Godman to the rescue
Khushwant Singh

I do not have much time for godmen or godwomen. I know they bring solace to a large number of their disciples and open schools, colleges and hospitals from the offerings they receive. But most of the time they raise new places of worship and go round giving darshan to their admirers, sing bhajans and deliver sermons. What I have against them is that they do not involve themselves in problems facing our country like telling their followers not to have more than two children (one would be better) and to plant trees on birthdays, weddings and in memory of the dead etc. Their word will count much more than ministers, exhortations.

Sri Sathya Sai Baba has always been an enigma to me. He probably has the largest following in the country, among them highly intelligent
and well-placed men and women, including my friend Nani Palkhiwala, retired chief justice Bhagwati, retired air chief marshal O.P. Mehra, retired general Chibber and Ambika Soni. He has set up many educational institutions and hospitals, as well as Sai temples, across the country which people throng in thousands. They regard him as an avatar (incarnation of god) and call him bhagwan. His latest bequest is to bring potable water to thirsty Chennai.
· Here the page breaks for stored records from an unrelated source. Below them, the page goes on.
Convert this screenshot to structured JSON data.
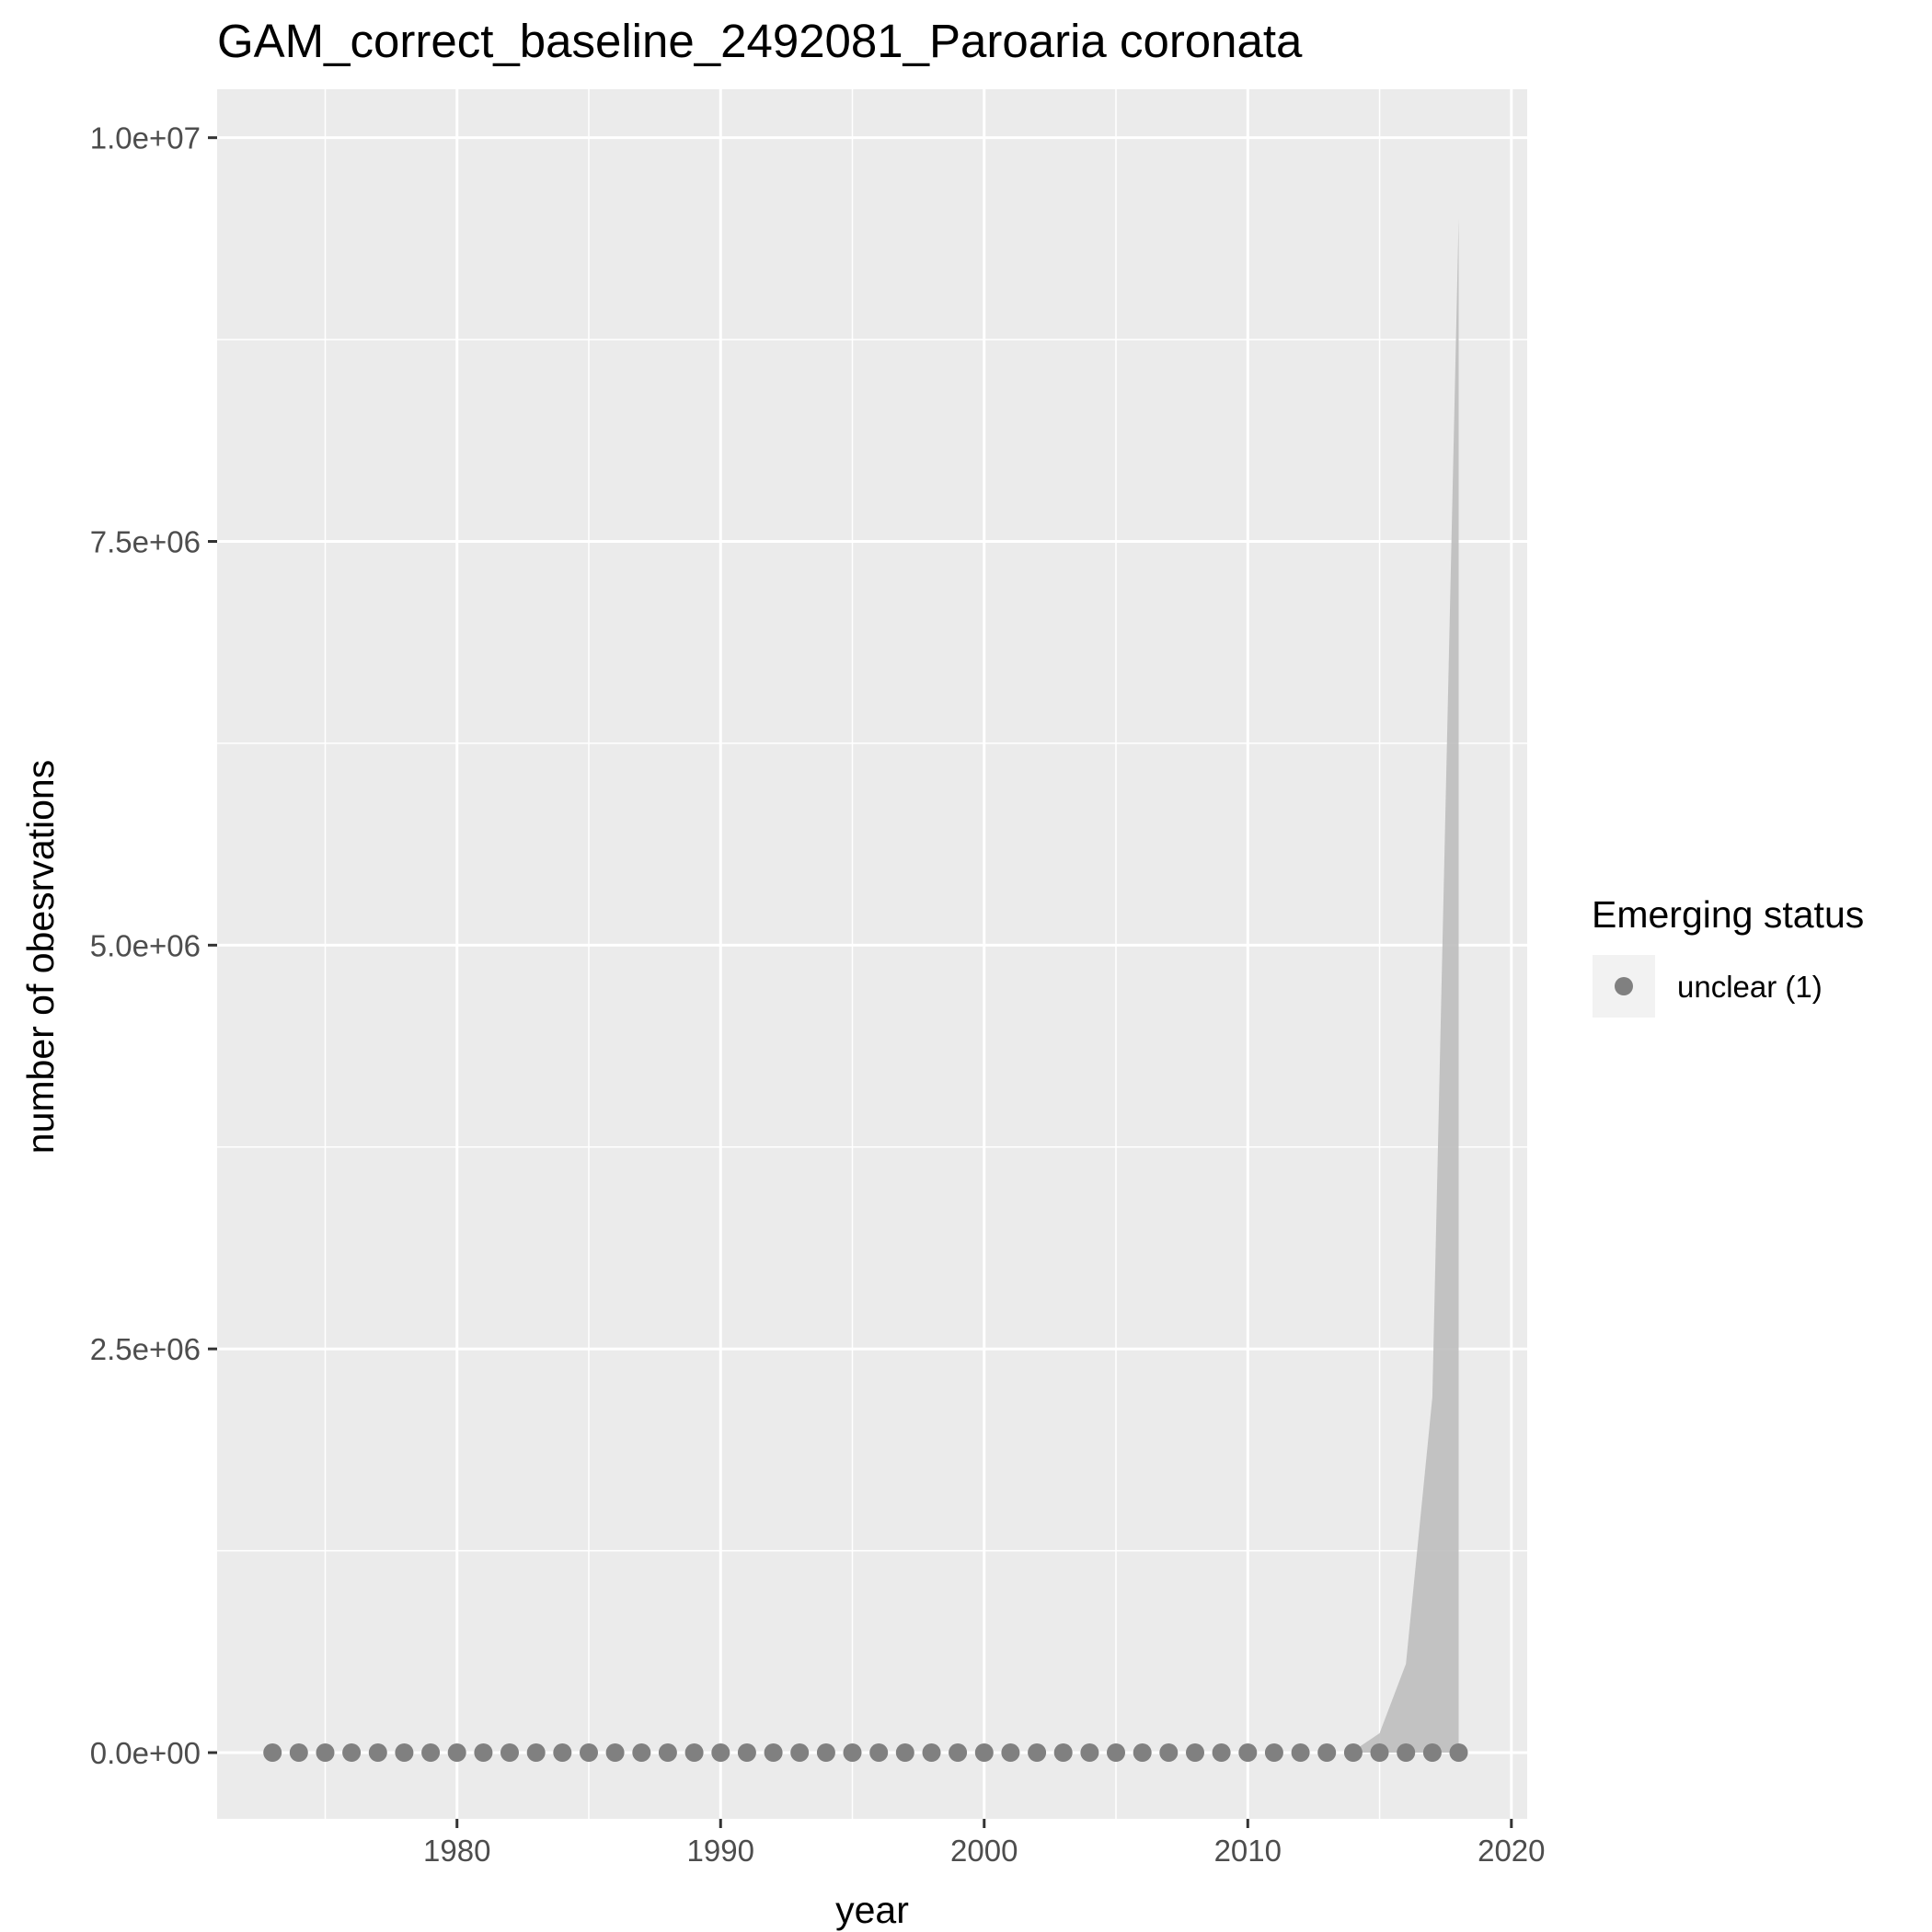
{
  "chart_data": {
    "type": "line",
    "title": "GAM_correct_baseline_2492081_Paroaria coronata",
    "xlabel": "year",
    "ylabel": "number of obesrvations",
    "xlim": [
      1970.9,
      2020.6
    ],
    "ylim": [
      -410000,
      10300000
    ],
    "x_ticks": [
      1980,
      1990,
      2000,
      2010,
      2020
    ],
    "x_tick_labels": [
      "1980",
      "1990",
      "2000",
      "2010",
      "2020"
    ],
    "y_ticks": [
      0,
      2500000,
      5000000,
      7500000,
      10000000
    ],
    "y_tick_labels": [
      "0.0e+00",
      "2.5e+06",
      "5.0e+06",
      "7.5e+06",
      "1.0e+07"
    ],
    "grid": true,
    "panel_background": "#EBEBEB",
    "grid_color": "#FFFFFF",
    "series": [
      {
        "name": "unclear (1)",
        "color": "#808080",
        "x": [
          1973,
          1974,
          1975,
          1976,
          1977,
          1978,
          1979,
          1980,
          1981,
          1982,
          1983,
          1984,
          1985,
          1986,
          1987,
          1988,
          1989,
          1990,
          1991,
          1992,
          1993,
          1994,
          1995,
          1996,
          1997,
          1998,
          1999,
          2000,
          2001,
          2002,
          2003,
          2004,
          2005,
          2006,
          2007,
          2008,
          2009,
          2010,
          2011,
          2012,
          2013,
          2014,
          2015,
          2016,
          2017,
          2018
        ],
        "y": [
          0,
          0,
          0,
          0,
          0,
          0,
          0,
          0,
          0,
          0,
          0,
          0,
          0,
          0,
          0,
          0,
          0,
          0,
          0,
          0,
          0,
          0,
          0,
          0,
          0,
          0,
          0,
          0,
          0,
          0,
          0,
          0,
          0,
          0,
          0,
          0,
          0,
          0,
          0,
          0,
          0,
          0,
          0,
          0,
          0,
          0
        ]
      }
    ],
    "confidence_band": {
      "color": "#BEBEBE",
      "x": [
        2014,
        2015,
        2016,
        2017,
        2018
      ],
      "upper": [
        10000,
        120000,
        550000,
        2200000,
        9500000
      ],
      "lower": [
        0,
        0,
        0,
        0,
        0
      ]
    },
    "legend": {
      "title": "Emerging status",
      "entries": [
        "unclear (1)"
      ],
      "position": "right"
    }
  }
}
Chennai has had an acute water shortage problem from the time it was Madrasapatnam and Madras and its population was no more than 4.7 lakh. A British engineer, Fraser, solved the problem by damming a stream and conserving monsoon water in three reservoirs. Since the population of the city almost doubled, the search for more water increased. The two possible sources were the Krishna river in the north and Kaveri in the south. The Kaveri project was aborted because of corruption and did not yield a drop.

M.G. Ramachandran, then chief minister of Tamil Nadu, made a deal with N.T. Rama Rao of Andhra Pradesh. Waters of Krishna were brought to a reservoir on the border of Tamil Nadu. A 150 km long canal was dug to take the water to one of Chennai's reservoirs. It was given the grand name, Telugu Ganga Project, and was completed in 1996. It proved a non-starter: the canal was in fact a narrow ditch which subsided at many places and farmers en route stole water from it and so, precious little trickled into Chennai. It was then that Sai Baba came on the scene. On January 19, 2002, he sanctioned trust money to open up the ditch and made it into a proper canal, had its sides lined with stone and brick to prevent seepage and get all the water to the Chennai reservoir.

It is not the government, that had nothing to do with this attempt, but the people who have given it the name Sai Ganga. At the end of this month (August), the Sai Ganga Project will be finished. Despite being a non-believer in godmen or godwomen, I raise my glass to him with the invocation, "Jai Bhagwan!".